Je ne serai pas sévère envers l’agriculture biologique, qui constitue une référence et une expérimentation qui doit faire son chemin.

M. Pierre Louault. Il y a des consommateurs qui veulent manger biologique. Je parle de biologique français et européen, car le biologique mondial ne vaut pas toujours le conventionnel français. (Applaudissements sur des travées du groupe Union Centriste et du groupe Les Républicains. – M. Didier Guillaume applaudit également.) Soyons prudents !

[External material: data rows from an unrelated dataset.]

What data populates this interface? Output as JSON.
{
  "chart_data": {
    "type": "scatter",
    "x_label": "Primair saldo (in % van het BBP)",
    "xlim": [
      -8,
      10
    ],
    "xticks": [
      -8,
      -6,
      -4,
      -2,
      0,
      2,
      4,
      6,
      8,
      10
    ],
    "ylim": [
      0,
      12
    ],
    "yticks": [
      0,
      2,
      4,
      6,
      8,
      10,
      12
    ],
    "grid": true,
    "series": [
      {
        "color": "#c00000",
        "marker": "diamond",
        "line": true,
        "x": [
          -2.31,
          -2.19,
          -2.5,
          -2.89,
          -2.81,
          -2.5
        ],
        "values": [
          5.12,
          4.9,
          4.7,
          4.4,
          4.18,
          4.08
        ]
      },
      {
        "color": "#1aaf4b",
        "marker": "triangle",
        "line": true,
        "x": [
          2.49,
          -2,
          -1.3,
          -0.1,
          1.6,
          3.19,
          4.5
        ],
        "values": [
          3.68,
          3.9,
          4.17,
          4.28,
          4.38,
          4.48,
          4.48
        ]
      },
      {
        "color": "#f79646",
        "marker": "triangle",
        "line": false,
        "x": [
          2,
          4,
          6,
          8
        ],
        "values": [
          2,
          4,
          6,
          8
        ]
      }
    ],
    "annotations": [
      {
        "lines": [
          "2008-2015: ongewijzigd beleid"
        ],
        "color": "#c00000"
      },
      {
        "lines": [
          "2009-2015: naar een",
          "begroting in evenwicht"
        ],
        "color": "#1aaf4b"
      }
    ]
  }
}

Si nous mettons du bio dans les cantines, il faut qu’il soit français ou européen, mais pas de n’importe où ! (Mêmes mouvements.)

Monsieur le ministre, je suis également inquiet des différences qui existent entre les réglementations françaises et européennes. En France, l’agriculture a perdu toute sa compétitivité, contrairement à ce qui s’est passé en Allemagne ou aux Pays-Bas : ces pays ont les mêmes contraintes européennes, mais réussissent, avec l’aide de l’État, à produire à un prix moins élevé qu’en France.

Le projet de loi ne prend pas en compte les productions para-agricoles. Par exemple sur la méthanisation, nous nous entêtons à vouloir en produire sans ajouter de matières nobles. Nous faisons des erreurs sur ce sujet.

J’aurais aussi voulu parler du bien-être animal, mais je n’en ai pas le temps.

Mme Sylvie Goy-Chavent. C’est dommage !

M. Pierre Louault. Pour conclure, je dirai qu’il existe, dans nos campagnes, une espèce en voie de disparition, puisque sa population est passée en un siècle de 10 millions à 250 000 ! Ce sont les paysans, qui nourrissent, chaque jour, 60 millions de Français, tout en étant humiliés, maltraités et souvent persécutés par les bien-pensants…

M. Pierre Louault. Chaque année, 400 d’entre eux se mettent la corde au cou dans l’indifférence générale…

Mme Sylvie Goy-Chavent. C’est vrai !

M. Pierre Louault. … et je crains que le paysan ne soit le grand oublié de ce projet de loi. (Applaudissements sur des travées du groupe Union Centriste et du groupe Les Républicains, ainsi quau banc des commissions. – M. Daniel Chasseing applaudit également.)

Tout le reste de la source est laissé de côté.